Na mesma época, as campanhas para as eleições de 1938 já estavam nas ruas, com o ex-governador de São Paulo Armando Sales concorrendo como candidato da oposição, contra José Américo de Almeida, um candidato laranja do governo. Parecia o retorno à normalidade, mas era tudo fake. Em 1937, quando o Estado de Guerra foi suspenso, José Macedo Soares, ministro da Justiça há apenas quatro dias, repentinamente, ordenou a imediata libertação de 300 presos políticos, que se encontravam detidos sem processo formado, muitos militares.

A libertação dos presos políticos ficou conhecida como a “Macedada” e se prolongou até setembro, apesar dos protestos de Filinto Müller e dos integralistas. Era tudo encenação para justificar o golpe, que seria mais difícil de se justificar com os militares presos. A maioria, inclusive, foi lutar na Guerra Civil Espanhola, nas Brigadas Internacionais. Entretanto, os confrontos entre grupos de esquerda e de direita voltaram a acontecer, alguns com mortes. Pedro Ernesto, ex-prefeito do Distrito Federal, preso em abril de 1936, fora libertado no dia 14 de setembro. Livre, faria violento discurso contra o governo federal, ao declarar apoio à candidatura do governador paulista Armando de Sales Oliveira à Presidência da República. Um mês depois seria novamente preso — dessa vez, na companhia do filho.

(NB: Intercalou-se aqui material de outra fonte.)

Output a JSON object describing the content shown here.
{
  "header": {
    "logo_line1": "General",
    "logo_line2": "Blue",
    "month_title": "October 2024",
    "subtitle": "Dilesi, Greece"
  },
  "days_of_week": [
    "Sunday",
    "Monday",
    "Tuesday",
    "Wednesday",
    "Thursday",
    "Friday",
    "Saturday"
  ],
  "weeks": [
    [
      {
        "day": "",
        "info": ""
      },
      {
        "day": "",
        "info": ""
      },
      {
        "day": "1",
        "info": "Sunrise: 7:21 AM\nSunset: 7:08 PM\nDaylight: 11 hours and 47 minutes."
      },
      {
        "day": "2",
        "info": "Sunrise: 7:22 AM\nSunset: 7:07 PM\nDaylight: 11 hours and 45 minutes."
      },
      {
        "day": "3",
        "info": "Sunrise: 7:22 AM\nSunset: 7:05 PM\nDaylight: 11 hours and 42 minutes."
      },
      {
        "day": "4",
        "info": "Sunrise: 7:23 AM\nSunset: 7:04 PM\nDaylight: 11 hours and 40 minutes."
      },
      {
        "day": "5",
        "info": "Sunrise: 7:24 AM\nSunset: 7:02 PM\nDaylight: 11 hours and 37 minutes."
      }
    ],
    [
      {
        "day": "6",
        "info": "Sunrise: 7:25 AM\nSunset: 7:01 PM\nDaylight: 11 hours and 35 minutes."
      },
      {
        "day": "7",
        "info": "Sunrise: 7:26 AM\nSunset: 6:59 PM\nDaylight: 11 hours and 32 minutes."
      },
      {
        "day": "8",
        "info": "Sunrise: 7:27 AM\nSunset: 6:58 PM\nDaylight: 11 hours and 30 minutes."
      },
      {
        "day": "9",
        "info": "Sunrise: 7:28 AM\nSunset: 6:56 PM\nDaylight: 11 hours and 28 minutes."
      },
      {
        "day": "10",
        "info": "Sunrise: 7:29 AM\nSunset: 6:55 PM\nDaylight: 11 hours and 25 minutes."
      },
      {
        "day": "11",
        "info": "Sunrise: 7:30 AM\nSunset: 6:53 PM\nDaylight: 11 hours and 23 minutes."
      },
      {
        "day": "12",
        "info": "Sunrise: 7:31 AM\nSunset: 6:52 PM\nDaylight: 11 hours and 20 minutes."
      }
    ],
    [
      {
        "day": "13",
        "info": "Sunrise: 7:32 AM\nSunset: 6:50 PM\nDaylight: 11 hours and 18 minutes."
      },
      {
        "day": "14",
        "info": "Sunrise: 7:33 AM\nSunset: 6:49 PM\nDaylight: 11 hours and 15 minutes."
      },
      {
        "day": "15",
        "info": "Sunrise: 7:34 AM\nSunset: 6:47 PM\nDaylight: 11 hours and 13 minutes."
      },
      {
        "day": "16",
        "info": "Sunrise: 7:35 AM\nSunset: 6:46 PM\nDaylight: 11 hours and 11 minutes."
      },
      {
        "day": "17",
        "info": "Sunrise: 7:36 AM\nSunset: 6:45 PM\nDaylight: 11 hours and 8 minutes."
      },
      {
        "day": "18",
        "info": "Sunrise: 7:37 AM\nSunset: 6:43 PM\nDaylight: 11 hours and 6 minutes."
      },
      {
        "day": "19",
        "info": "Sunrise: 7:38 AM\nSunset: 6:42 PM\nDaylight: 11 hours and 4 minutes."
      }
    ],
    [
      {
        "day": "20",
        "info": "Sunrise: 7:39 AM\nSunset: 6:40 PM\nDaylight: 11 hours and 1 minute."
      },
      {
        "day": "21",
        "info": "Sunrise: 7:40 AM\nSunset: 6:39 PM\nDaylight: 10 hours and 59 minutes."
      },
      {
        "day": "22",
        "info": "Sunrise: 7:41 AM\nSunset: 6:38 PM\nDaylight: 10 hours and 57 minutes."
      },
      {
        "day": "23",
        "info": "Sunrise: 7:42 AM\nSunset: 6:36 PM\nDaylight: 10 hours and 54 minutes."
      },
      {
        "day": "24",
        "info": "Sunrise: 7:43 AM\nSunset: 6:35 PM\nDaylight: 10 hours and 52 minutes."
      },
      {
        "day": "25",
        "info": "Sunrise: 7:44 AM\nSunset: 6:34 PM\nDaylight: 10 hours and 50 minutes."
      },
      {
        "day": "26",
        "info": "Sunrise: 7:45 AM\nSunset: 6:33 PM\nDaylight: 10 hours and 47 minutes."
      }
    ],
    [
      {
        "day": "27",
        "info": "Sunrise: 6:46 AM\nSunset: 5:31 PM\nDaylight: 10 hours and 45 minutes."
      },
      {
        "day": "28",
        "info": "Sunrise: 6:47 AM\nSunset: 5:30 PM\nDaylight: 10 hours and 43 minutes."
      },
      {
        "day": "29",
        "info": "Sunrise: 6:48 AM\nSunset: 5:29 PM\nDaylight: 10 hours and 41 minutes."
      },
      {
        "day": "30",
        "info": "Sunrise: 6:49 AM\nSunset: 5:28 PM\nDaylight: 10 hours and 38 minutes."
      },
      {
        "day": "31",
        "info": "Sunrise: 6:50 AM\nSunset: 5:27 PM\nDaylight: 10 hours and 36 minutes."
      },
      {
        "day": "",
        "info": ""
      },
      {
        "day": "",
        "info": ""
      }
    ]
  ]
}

Em 30 de setembro de 1937, o governo anunciou a descoberta do Plano Cohen, um suposto projeto comunista para promover novas insurreições e tomar o poder no Brasil. O texto era completamente falso, mas serviu de justificativa para o retorno do Estado de Guerra, em 1º de outubro, e novas perseguições e prisões políticas. O golpe continuísta de Vargas, em 10 de novembro de 1937, criaria o Estado Novo, nome copiado da ditadura de António de Oliveira Salazar (1933-1974) em Portugal. Estava anunciado em artigos na imprensa desde meados de 1936, como os de Bolsonaro, nas redes sociais, desde setembro de 2021.